Altre, ancora, sono storie di innocenti, rimasti vittime di devastazioni ai danni del territorio ad opera di organizzazioni mafiose, come Romano e Carmela Fasanella e Domenico De Nittis, uccisi da uno spaventoso incendio di origine dolosa che, nel luglio 2007, devastò parte della pineta di Peschici, in provincia di Foggia.

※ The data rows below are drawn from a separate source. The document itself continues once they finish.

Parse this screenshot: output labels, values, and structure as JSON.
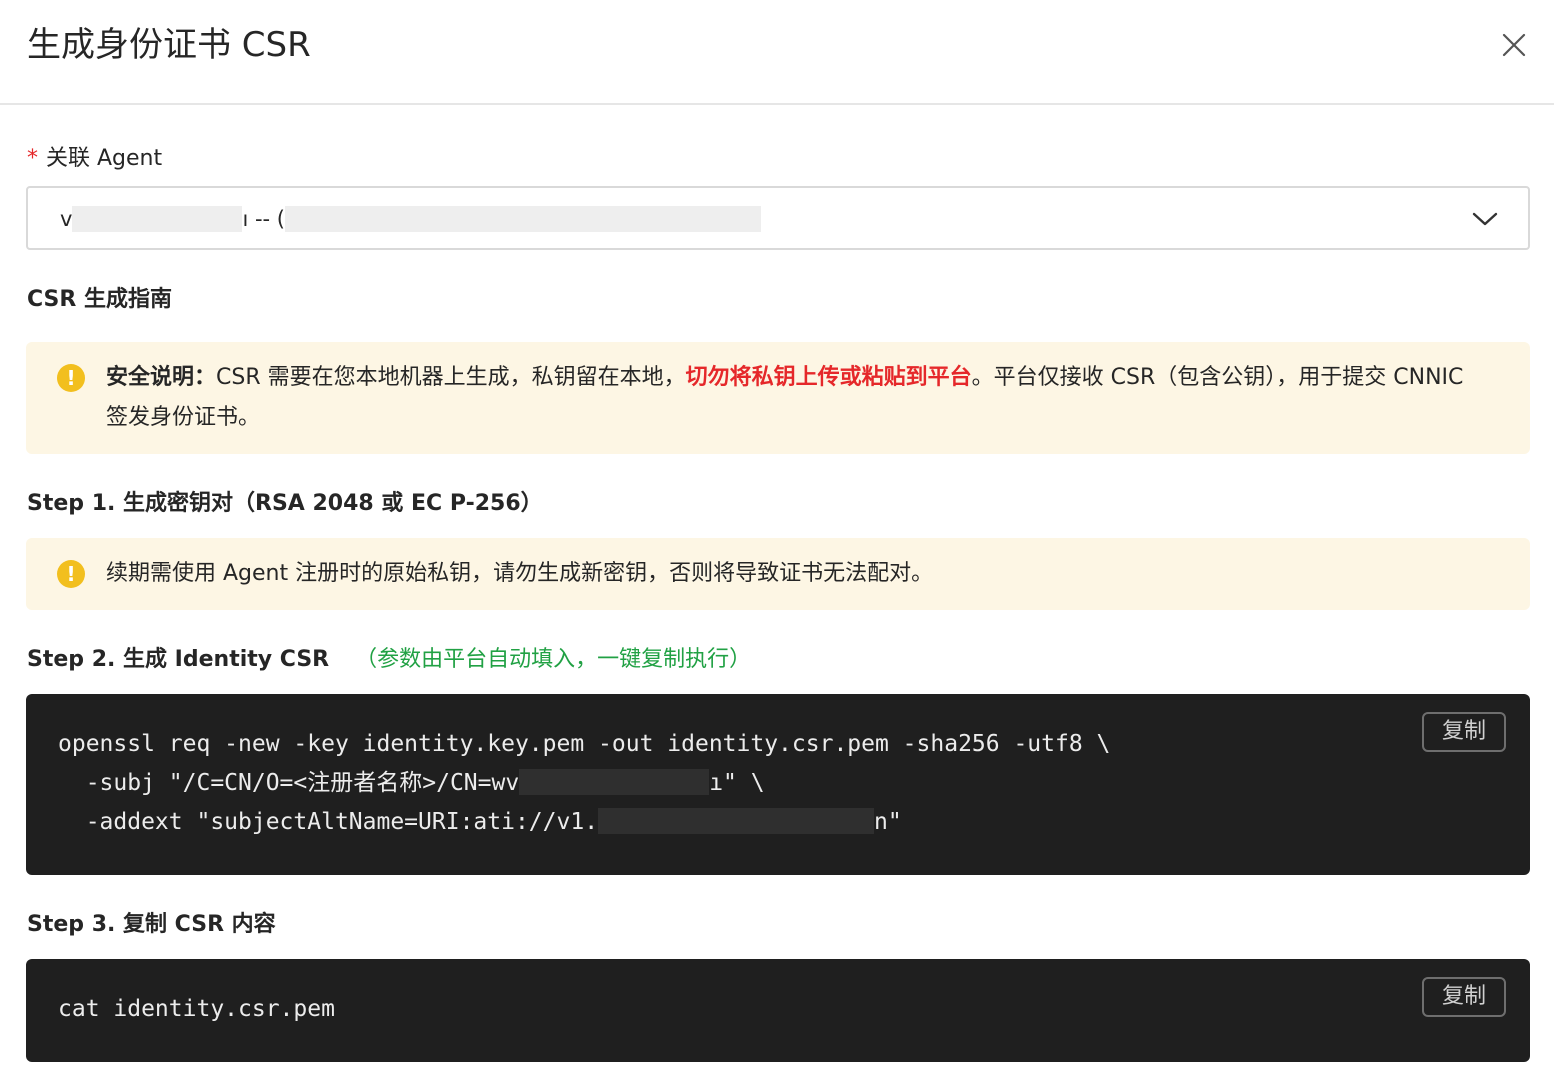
{
  "dialog": {
    "title": "生成身份证书 CSR",
    "close_icon": "close-icon"
  },
  "agent_field": {
    "required_mark": "*",
    "label": "关联 Agent",
    "value_prefix": "v",
    "value_middle": "ı -- (",
    "chevron_icon": "chevron-down-icon"
  },
  "guide": {
    "title": "CSR 生成指南"
  },
  "security_alert": {
    "icon": "warning-icon",
    "bold_label": "安全说明",
    "colon": "：",
    "text_before": "CSR 需要在您本地机器上生成，私钥留在本地，",
    "danger_text": "切勿将私钥上传或粘贴到平台",
    "text_after": "。平台仅接收 CSR（包含公钥），用于提交 CNNIC 签发身份证书。"
  },
  "step1": {
    "title": "Step 1. 生成密钥对（RSA 2048 或 EC P-256）"
  },
  "renew_alert": {
    "icon": "warning-icon",
    "text": "续期需使用 Agent 注册时的原始私钥，请勿生成新密钥，否则将导致证书无法配对。"
  },
  "step2": {
    "title": "Step 2. 生成 Identity CSR",
    "hint": "（参数由平台自动填入，一键复制执行）",
    "copy_label": "复制",
    "code_line1": "openssl req -new -key identity.key.pem -out identity.csr.pem -sha256 -utf8 \\",
    "code_line2_start": "  -subj \"/C=CN/O=<注册者名称>/CN=wv",
    "code_line2_end": "ı\" \\",
    "code_line3_start": "  -addext \"subjectAltName=URI:ati://v1.",
    "code_line3_end": "n\""
  },
  "step3": {
    "title": "Step 3. 复制 CSR 内容",
    "copy_label": "复制",
    "code_line1": "cat identity.csr.pem"
  },
  "colors": {
    "danger": "#e5282a",
    "success": "#21a144",
    "warning": "#f2bf1e",
    "alert_bg": "#fdf6e4",
    "code_bg": "#1f1f1f"
  }
}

Tante sono le storie di vittime impegnate contro la gestione illegale dei rifiuti. Uomini e donne che stavano conducendo indagini sui traffici internazionali, come Ilaria Alpi, Miran Hrovatin, Marcello Palmisano, Natale De Grazia. Ma, anche amministratori pubblici, poliziotti, sacerdoti e cittadini, impegnati per la difesa del proprio territorio, come Peppino Basile, Roberto Mancini, don Cesare Boschin e Luigi Ioculano.

Molte sono anche le storie che parlano di infiltrazioni mafiose nel campo agroalimentare. Come quella di Tonino Esposito Ferraioli, cuoco e sindacalista, ucciso da un commando di camorra, a 27 anni, per aver denunciato la gestione delle subforniture per la mensa in cui lavorava. Così come era un attivo sindacalista anche Vincenzo Leonardi, presidente di una cooperativa che operava all’interno del mercato ortofrutticolo di Catania, ucciso il 13 giugno del 1991. Mentre erano due operai Carmelo Di Giorgio e Primo Perdoncini, uccisi a Rizziconi (RC), per aver acquistato agrumi dai produttori della piana di Gioia Tauro, turbando così il mercato di agrumi controllato dalla ‘ndrangheta.

Sono storie estremamente diverse tra loro, ma che restituiscono la fotografia dell'eterogeneità degli interessi mafiosi per l'ambiente come terreno di business. Dalle storie di grandi traffici internazionali, fino a storie locali, che ci raccontano di ambiti di interesse specifici di alcune organizzazioni mafiose. Come quella di Fortunato La Rosa, ucciso per aver impedito il passaggio nel suo campo alle cosiddette “vacche sacre”, le mandrie della ‘ndrangheta che hanno il privilegio di pascolare libere in ogni proprietà. Anche Domenico Demaio, sindaco di Platì, ucciso il 25 marzo 1985, si era opposto al pascolo delle greggi delle ndrine.

Sono spesso storie lontane nel tempo, ma assolutamente attuali. Tragedie come quella di Ischia sono la dimostrazione di come la memoria possa essere attuale, di quanto sia importante diffondere la storia di Mimmo, di Angelo, di Renata, e di tutte le vittime innocenti delle mafie, per farle vivere nell'oggi, per trasformarle in una memoria viva, capace non solo di commuoverci, ma soprattutto di spingerci a impegnarci tutti di più.